С небольшого выступа перед пещерой открывался внушительный вид на безбрежные просторы высоких, беспокойных волн.
— Как высоко! — удивился Пархомов, заглядывая вниз, куда скала обрывалась крутой стеной. — Отсюда в волны не прыгнешь — костей не соберешь.
— Медведев, сколько метров до воды? — спросил Матвеев. — У тебя глаз наметан.
— Двадцать три — двадцать пять.
— А до вершины?
— Пятнадцать — семнадцать.
Матвеев повернулся к Пархомову:
— Эта сторона скалы обращена к нашей родине. Имеет ли это значение для радиоприемника? И как с антенной? Если ее выставлять на время сеансов сюда, на площадку, — с острова ее никто не увидит.
— Место очень удобное, товарищ Матвеев! — объявил Пархомов.
— Тогда — к делу! Надо поспеть к очередной передаче последних известий!
Они вернулись в пещеру и с жаром принялись за работу. Алюминиевые трубки быстро свинтили и преобразили в радиомачту с антенной в виде «метелки» из медной проволоки. На площадке перед пещерой выдолбили углубление для основания мачты, а над входом, найдя трещину, вбили два прочных стальных крюка, за которые мачта заводилась просто и удобно. Теперь установить и убрать мачту можно было в несколько минут.
Отвод, спускавшийся от антенны, протянули в дальний угол пещеры, где с меньшей силой слышался шум прибоя. Там на ящике с аккумуляторами и установили радиоприемник, заключенный в фанерный футляр, который Пархомов умудрился даже выкрасить…
И вот, наконец, подключены к приемнику и электропитание, и антенна, и заземление. Пархомов глубоко вздохнул, посмотрел на часы, данные ему Смуровым, на молчавших в ожидании товарищей и неуверенно объявил:
— Успели… Через несколько минут начнется передача из Москвы.

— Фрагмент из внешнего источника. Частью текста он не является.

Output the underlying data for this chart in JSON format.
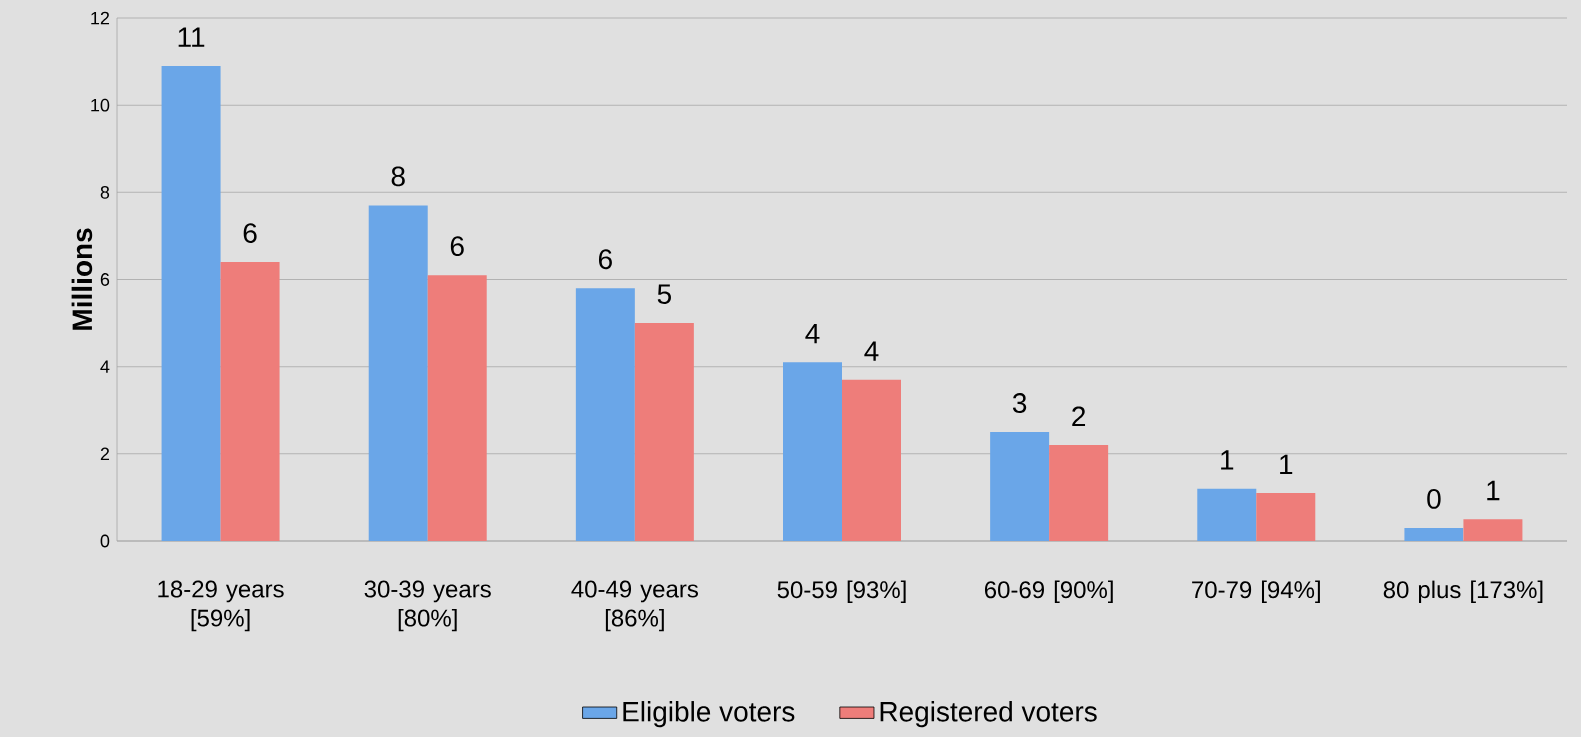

Он уселся перед приемником на ящик с инструментами, положил на колени фанерку, тетрадь и карандаш, надел наушники и мгновенно отрешился от окружающего. Все его внимание сосредоточилось на шкале настройки…
Матвеев и Медведев жадно и тревожно уставились на взволнованное лицо Пархомова. А оно — широкое, простоватое — выражало и нетерпение, и страх, и надежду… И вдруг — расплылось в счастливой улыбке. Рука его ухватилась за карандаш…

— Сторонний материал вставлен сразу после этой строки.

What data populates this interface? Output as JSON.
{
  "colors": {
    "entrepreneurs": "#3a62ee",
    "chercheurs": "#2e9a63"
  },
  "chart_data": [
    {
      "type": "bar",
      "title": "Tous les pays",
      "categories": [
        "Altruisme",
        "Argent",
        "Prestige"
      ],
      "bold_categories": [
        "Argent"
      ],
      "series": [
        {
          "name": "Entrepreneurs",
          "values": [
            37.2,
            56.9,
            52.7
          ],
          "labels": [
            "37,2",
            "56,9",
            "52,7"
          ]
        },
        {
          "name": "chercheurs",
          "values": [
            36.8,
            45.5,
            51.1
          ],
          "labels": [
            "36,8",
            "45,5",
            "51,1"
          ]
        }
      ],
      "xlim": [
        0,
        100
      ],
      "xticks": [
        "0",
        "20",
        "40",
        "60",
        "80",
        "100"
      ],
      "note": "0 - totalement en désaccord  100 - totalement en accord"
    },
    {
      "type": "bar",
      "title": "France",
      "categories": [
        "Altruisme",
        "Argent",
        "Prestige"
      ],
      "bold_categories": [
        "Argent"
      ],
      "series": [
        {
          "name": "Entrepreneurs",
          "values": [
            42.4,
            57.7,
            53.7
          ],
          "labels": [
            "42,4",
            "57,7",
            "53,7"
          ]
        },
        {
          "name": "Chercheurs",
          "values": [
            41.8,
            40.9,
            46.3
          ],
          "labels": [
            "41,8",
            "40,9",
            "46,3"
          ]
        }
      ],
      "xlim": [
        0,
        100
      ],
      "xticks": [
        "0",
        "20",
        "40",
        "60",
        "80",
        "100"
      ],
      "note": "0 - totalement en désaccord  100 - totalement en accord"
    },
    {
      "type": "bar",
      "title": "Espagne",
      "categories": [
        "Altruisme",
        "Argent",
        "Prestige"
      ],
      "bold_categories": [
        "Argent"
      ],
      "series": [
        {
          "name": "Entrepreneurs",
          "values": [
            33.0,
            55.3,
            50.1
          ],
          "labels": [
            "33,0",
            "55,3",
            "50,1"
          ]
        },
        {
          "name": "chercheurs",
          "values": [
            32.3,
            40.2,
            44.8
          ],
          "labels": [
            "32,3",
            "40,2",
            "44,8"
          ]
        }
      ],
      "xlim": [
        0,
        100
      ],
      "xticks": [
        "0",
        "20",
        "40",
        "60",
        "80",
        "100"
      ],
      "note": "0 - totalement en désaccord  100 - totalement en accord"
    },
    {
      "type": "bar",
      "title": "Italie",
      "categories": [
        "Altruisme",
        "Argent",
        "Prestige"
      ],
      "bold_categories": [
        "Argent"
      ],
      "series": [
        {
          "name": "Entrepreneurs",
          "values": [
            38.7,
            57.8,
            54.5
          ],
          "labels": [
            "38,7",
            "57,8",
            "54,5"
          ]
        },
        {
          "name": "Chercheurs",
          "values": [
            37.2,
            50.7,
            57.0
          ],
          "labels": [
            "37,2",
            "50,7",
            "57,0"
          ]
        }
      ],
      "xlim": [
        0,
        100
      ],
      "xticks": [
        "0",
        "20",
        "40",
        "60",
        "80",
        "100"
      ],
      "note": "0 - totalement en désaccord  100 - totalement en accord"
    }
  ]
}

Сразу же к голове Пархомова склонились с обеих сторон головы Матвеева и Медведева. Они приложились к наушникам, чтобы уловить хотя бы частичку того, что уже слушал Пархомов. Три головы плотно прижались друг к другу и застыли, словно единое изваяние…
А в наушниках в эти минуты слышался торжественный голос, читавший «Сообщение от Советского Информбюро». Пархомов записывал:
«Войска Северо-Кавказского флота во взаимодействии с Черноморским флотом сегодня штурмом овладели городом и портом Новороссийск. Несколько дней тому назад наши войска прорвали мощные бетонированные укрепления противника, ворвались в город Новороссийск и завязали уличные бои. В это же время корабли Черноморского флота высадили десант в порту и тем самым нанесли удар противнику со стороны моря. После пятидневных ожесточенных боев город Новороссийск освобожден от немецко-фашистских оккупантов…»

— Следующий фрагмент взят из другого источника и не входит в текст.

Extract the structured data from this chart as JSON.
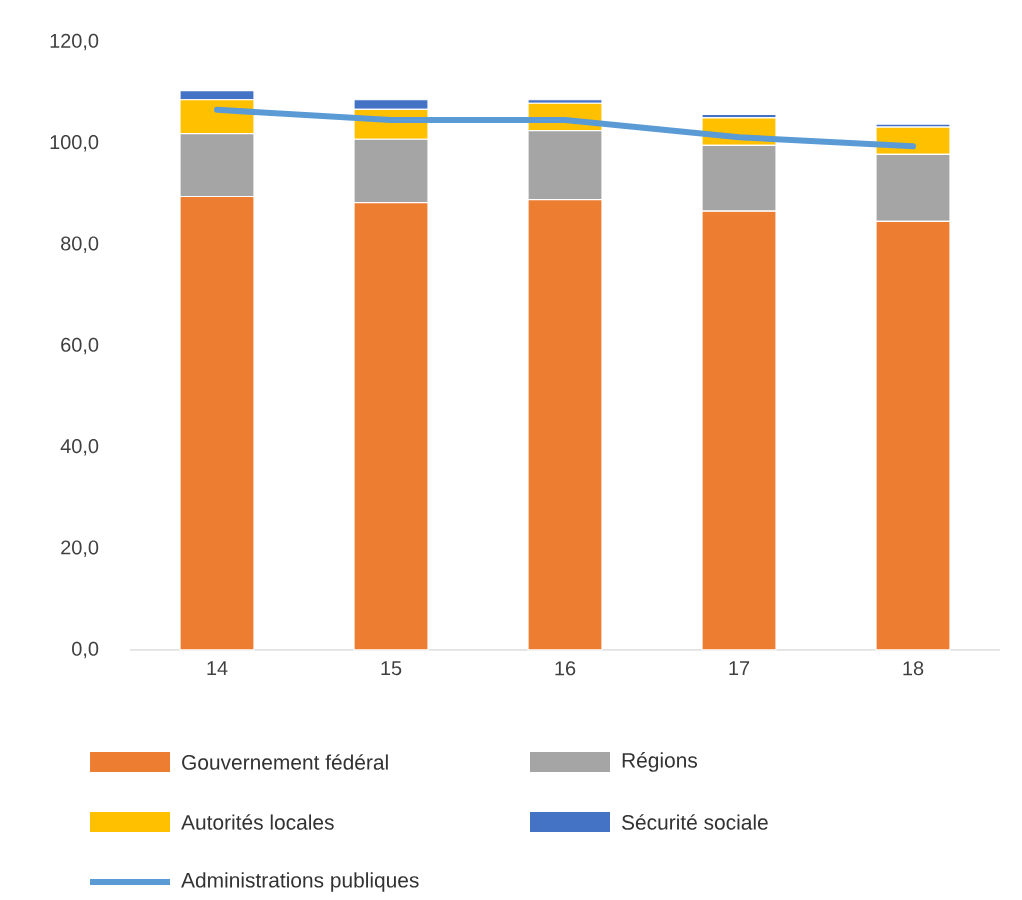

Далее Пархомов записал данные о продвижении советских войск на других фронтах и заключительные строчки «Оперативной сводки за 16 сентября»:
«В течение 15 сентября наши войска на всех фронтах подбили и уничтожили 64 немецких танка. В воздушных боях и огнем зенитной артиллерии сбито 94 самолета противника…»
В напряженном молчании все трое прослушали «Сообщение» до конца. Сразу за этим грянула музыка, и они, словно очнувшись, выпрямились, торжествующе глядя друг на друга… В эту минуту на их лицах — разных по характеру каждого — было одно общее: «Нет больше беспросветной изоляции!… Не будет уже места безнадежности и отчаянию!… Голос Родины теперь станет помогать в борьбе!…»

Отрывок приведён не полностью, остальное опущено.